Angela Ang, penasihat kebijakan senior di TRM Labs, sebuah firma konsultan, mencatat:
“Rezim regulasi Hong Kong untuk bursa kripto lebih restriktif dalam beberapa hal yang penting, seperti penyimpanan aset pelanggan dan kebijakan listing serta delisting token. Hal ini mungkin telah mempengaruhi keseimbangan ke arah Singapura.”
Meskipun demikian, Hong Kong juga mencatatkan beberapa pencapaian penting, seperti penjualan obligasi hijau tokenisasi senilai HK$6 miliar (sekitar $770 juta) dan peluncuran Bitcoin serta Ethereum exchange-traded funds (ETFs). Namun, adopsi teknologi kripto di kota ini terbilang lebih lambat.
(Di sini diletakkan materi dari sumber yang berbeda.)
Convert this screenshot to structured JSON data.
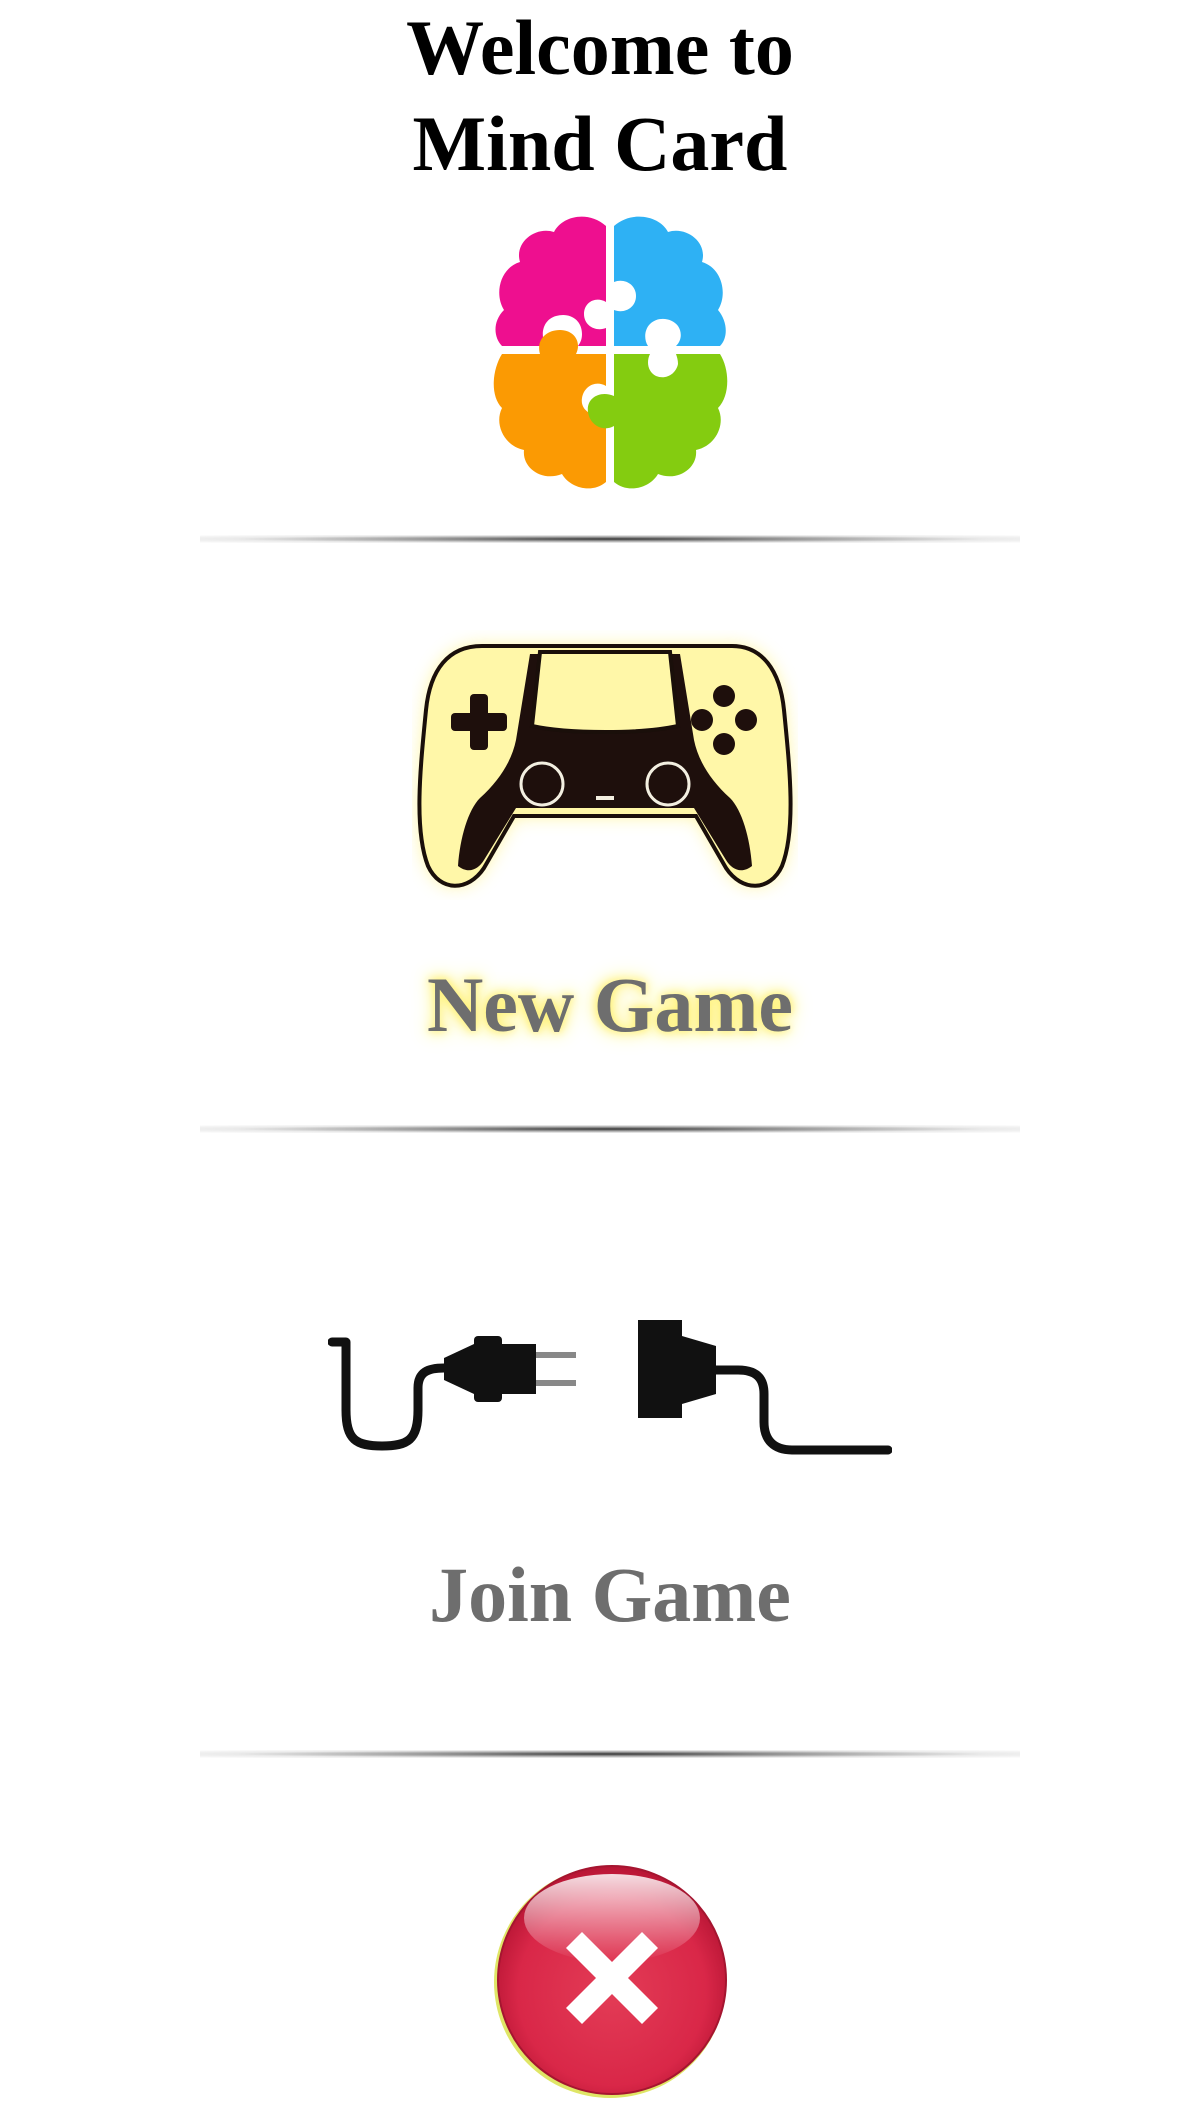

Performa dari produk ETF kripto di Hong Kong juga relatif rendah, dengan total aset yang dikelola sekitar $500 juta, jauh lebih kecil dibandingkan dengan $120 miliar yang dikelola oleh produk serupa di Amerika Serikat.
Beberapa pakar mengemukakan bahwa penekanan Hong Kong pada institusi keuangan besar meninggalkan sedikit ruang bagi startup inovatif, yang dapat memperlambat pertumbuhan sektor aset digital. Roger Li, salah satu pendiri One Satoshi, menyatakan:
“Standar yang tinggi untuk memenuhi kriteria dan menjadi menguntungkan di Hong Kong membuat banyak perusahaan kesulitan berkembang.”